Amplitude Formula
Before going to learn what is amplitude formula, let us recall what is amplitude. The maximum displacement of any particle of a medium, from its state or a position of equilibrium, is called the amplitude. Amplitude is represented with 'A'. In a periodic function with a bounded range, the amplitude is half the distance between the minimum and maximum values. The amplitude is a height from the centerline to the peak or to the trough. Let us learn the altitude formula along with a few solved examples.
What Is Amplitude Formula?
The sine function (or) cosine function can be expressed as, x = A sin (ωt + ϕ) (or) x = A cos (ωt + ϕ). In each of these functions, A represents the amplitude.
Here,
 y = displacement of wave (meter)
 A = amplitude
 ω = angular frequency (rad/s)
 t = time period
 ϕ = phase angle
The amplitude formula is also expressed as the average of the maximum and minimum values of the sine or cosine function. i.e.,
Amplitude = (max + min) / 2
Let us see the applications of the amplitude formula in the section below.

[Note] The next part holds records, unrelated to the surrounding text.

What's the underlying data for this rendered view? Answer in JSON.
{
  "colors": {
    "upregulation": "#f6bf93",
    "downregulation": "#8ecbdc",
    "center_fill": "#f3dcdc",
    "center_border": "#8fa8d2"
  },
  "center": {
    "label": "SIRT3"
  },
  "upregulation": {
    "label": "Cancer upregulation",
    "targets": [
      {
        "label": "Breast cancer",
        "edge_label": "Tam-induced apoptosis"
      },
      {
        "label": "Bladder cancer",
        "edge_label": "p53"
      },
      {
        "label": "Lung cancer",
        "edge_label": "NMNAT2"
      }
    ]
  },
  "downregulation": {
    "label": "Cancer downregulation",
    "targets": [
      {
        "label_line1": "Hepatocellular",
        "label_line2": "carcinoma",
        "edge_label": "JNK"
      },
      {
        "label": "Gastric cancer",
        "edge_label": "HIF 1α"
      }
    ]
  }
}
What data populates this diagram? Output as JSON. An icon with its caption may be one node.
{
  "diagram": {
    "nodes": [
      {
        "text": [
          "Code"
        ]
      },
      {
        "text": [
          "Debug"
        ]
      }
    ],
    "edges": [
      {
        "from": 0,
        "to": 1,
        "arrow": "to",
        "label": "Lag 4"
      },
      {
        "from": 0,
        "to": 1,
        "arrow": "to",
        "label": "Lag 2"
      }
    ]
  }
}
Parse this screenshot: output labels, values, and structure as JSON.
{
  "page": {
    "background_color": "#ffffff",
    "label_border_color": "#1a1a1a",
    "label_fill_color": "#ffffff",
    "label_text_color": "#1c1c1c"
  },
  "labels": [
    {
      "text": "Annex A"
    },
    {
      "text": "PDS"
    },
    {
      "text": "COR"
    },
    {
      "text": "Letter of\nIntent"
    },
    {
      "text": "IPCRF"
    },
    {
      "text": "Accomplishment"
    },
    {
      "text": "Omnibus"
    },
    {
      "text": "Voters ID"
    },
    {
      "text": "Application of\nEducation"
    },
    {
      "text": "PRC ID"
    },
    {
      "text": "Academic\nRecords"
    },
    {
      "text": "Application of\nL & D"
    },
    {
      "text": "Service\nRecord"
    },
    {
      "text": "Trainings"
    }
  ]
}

Example 1: y = 2sin(4t) is a wave. Find its amplitude.
Solution:
To find: Amplitude of the wave
Given: equation of wave y = 2sin(4t)Using amplitude formula,
x=A sin(ωt + ϕ)
On comparing it with the wave equation:
A = 2
ω = 4
ϕ = 0
Answer: Amplitude of the wave = 2 units.

Example 2: The equation of a wave is given by x = 10sin(5πt+π) is a wave. Find its amplitude.
Solution:
To find: The amplitude of the wave
Given: equation of wave y = 10sin(5πt + π)Now, using amplitude formula,
x=A sin(ωt + ϕ)
On comparing it with the wave equation:
A = 10
ω = 5π
ϕ = πAnswer: Amplitude of the wave = 10 units.